Dennoch wäre so etwas hier undenkbar. Es fängt schon in den Kindergärten an, die oft abgesichert sind wie das Weiße Haus. Ich habe ja nun die letzten Monate in der Daycare gearbeitet und musste mir wirklich das Lachen darüber verkneifen, wie paranoid die Menschen hier sind. Die Kinder werden morgens erst von den Eltern im Computer eingetragen, dass sie da sind, und anschließend noch auf zwei Listen im Klassenraum. Nachmittags natürlich wieder das gleiche Spiel beim Abholen. Sollte aus Versehen mal eine Unterschrift vergessen werden, gibt es ein riesiges Drama. Die Kinder werden keine Sekunde aus den Augen gelassen, alle Klassenräume sind durch Schlösser verriegelt, die Türen nach draußen mit einem Alarm der jedes Mal laut piept, wenn jemand die Tür öffnet. Alleine zur Toilette gehen dürfen die Kinder auch nicht.
Ich habe ja nun den Vergleich, da ich in Deutschland auch 14 Monate im Kindergarten gearbeitet hab. Dort gibt es solche verrückten Regeln nicht, es steht noch der Spaß der Kinder im Vordergrund. Sie dürfen spielen wie sie wollen, zu bestimmten Zeiten auch im gesamten Kindergarten umherlaufen, dürfen drinnen oder draußen spielen, alleine zur Toilette gehen.. Es wird einfach kein Drama drum gemacht. Das soll nicht heißen, dass Kindergärten in Deutschland unsicher sind, auf keinen Fall. Natürlich gibt es auch einen Zaun, der das gesamte Gelände umgibt, das Haupttor ist auch abgeschlossen, sodass niemand raus kann und die Eltern müssen ihre Kinder beim Lehrer "abmelden" wenn sie abgeholt werden. Aber wie man sieht geht es auch so, mit einer ganzen Menge weniger Regeln und Vorschriften. Dort ist schließlich auch noch kein Kind verschwunden oder zu Tode gekommen.

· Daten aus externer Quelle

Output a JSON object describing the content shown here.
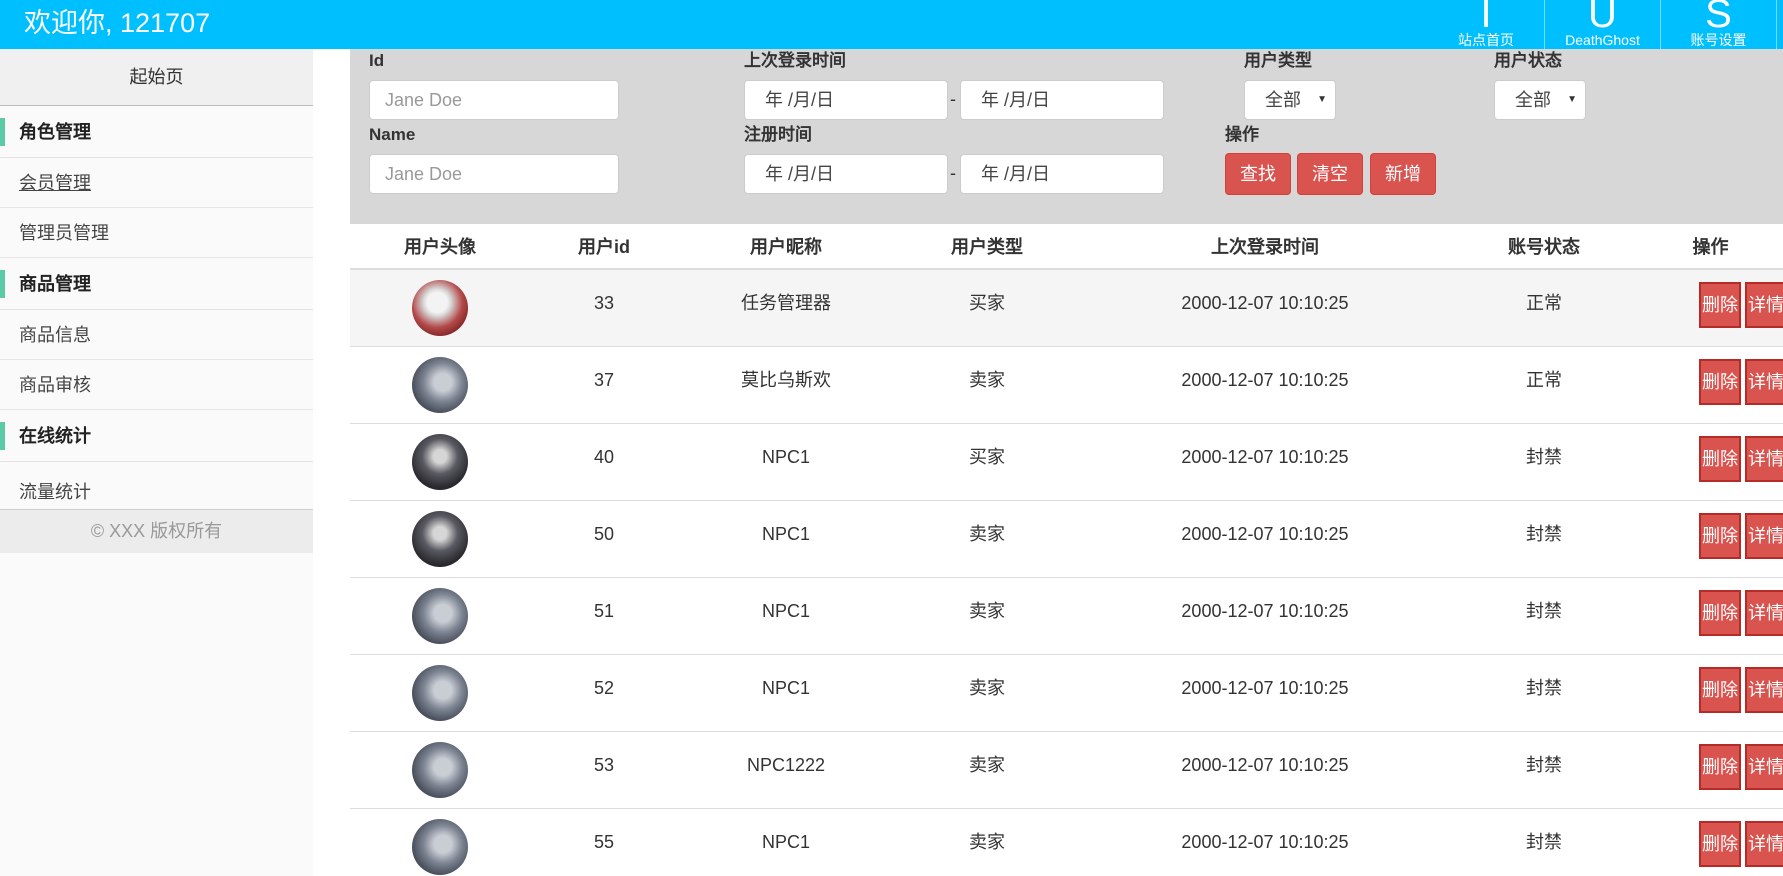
{
  "header": {
    "welcome": "欢迎你, 121707",
    "nav": [
      {
        "letter": "I",
        "label": "站点首页"
      },
      {
        "letter": "U",
        "label": "DeathGhost"
      },
      {
        "letter": "S",
        "label": "账号设置"
      }
    ]
  },
  "sidebar": {
    "start": "起始页",
    "groups": [
      {
        "title": "角色管理",
        "items": [
          "会员管理",
          "管理员管理"
        ]
      },
      {
        "title": "商品管理",
        "items": [
          "商品信息",
          "商品审核"
        ]
      },
      {
        "title": "在线统计",
        "items": [
          "流量统计"
        ]
      }
    ],
    "copyright": "© XXX 版权所有"
  },
  "filter": {
    "id_label": "Id",
    "id_placeholder": "Jane Doe",
    "name_label": "Name",
    "name_placeholder": "Jane Doe",
    "last_login_label": "上次登录时间",
    "register_label": "注册时间",
    "date_placeholder": "年 /月/日",
    "dash": "-",
    "user_type_label": "用户类型",
    "user_type_value": "全部",
    "user_status_label": "用户状态",
    "user_status_value": "全部",
    "ops_label": "操作",
    "search_btn": "查找",
    "clear_btn": "清空",
    "add_btn": "新增"
  },
  "table": {
    "headers": [
      "用户头像",
      "用户id",
      "用户昵称",
      "用户类型",
      "上次登录时间",
      "账号状态",
      "操作"
    ],
    "delete_label": "删除",
    "detail_label": "详情",
    "rows": [
      {
        "avatar": "avatar-polar-bear",
        "id": "33",
        "nickname": "任务管理器",
        "type": "买家",
        "last_login": "2000-12-07 10:10:25",
        "status": "正常"
      },
      {
        "avatar": "avatar-anime",
        "id": "37",
        "nickname": "莫比乌斯欢",
        "type": "卖家",
        "last_login": "2000-12-07 10:10:25",
        "status": "正常"
      },
      {
        "avatar": "avatar-dark-figure",
        "id": "40",
        "nickname": "NPC1",
        "type": "买家",
        "last_login": "2000-12-07 10:10:25",
        "status": "封禁"
      },
      {
        "avatar": "avatar-dark-figure",
        "id": "50",
        "nickname": "NPC1",
        "type": "卖家",
        "last_login": "2000-12-07 10:10:25",
        "status": "封禁"
      },
      {
        "avatar": "avatar-anime",
        "id": "51",
        "nickname": "NPC1",
        "type": "卖家",
        "last_login": "2000-12-07 10:10:25",
        "status": "封禁"
      },
      {
        "avatar": "avatar-anime",
        "id": "52",
        "nickname": "NPC1",
        "type": "卖家",
        "last_login": "2000-12-07 10:10:25",
        "status": "封禁"
      },
      {
        "avatar": "avatar-anime",
        "id": "53",
        "nickname": "NPC1222",
        "type": "卖家",
        "last_login": "2000-12-07 10:10:25",
        "status": "封禁"
      },
      {
        "avatar": "avatar-anime",
        "id": "55",
        "nickname": "NPC1",
        "type": "卖家",
        "last_login": "2000-12-07 10:10:25",
        "status": "封禁"
      }
    ]
  }
}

In den amerikanischen Haushalten geht das Abschirmen vor Gefahren weiter. Ich habe in drei Gastfamilien gelebt und besonders bei Familie Nummer 3 ist mir dieses Theater gewaltig auf die Nerven gegangen. Zur Erinnerung, die Kinder sind 8 und 11. Der "Kleine" durfte zu keiner Zeit alleine draußen sein, durfte beim besten Willen nicht alleine zum Nachbarshaus gehen und fragen ob sein Freund spielen kann, durfte nicht auch nur in die Nähe einer Straße kommen. Außerdem musste er im Haushalt von vorne bis hinten bedient werden, weil die Küche ja zu gefährlich ist für ein Kind in seinem Alter.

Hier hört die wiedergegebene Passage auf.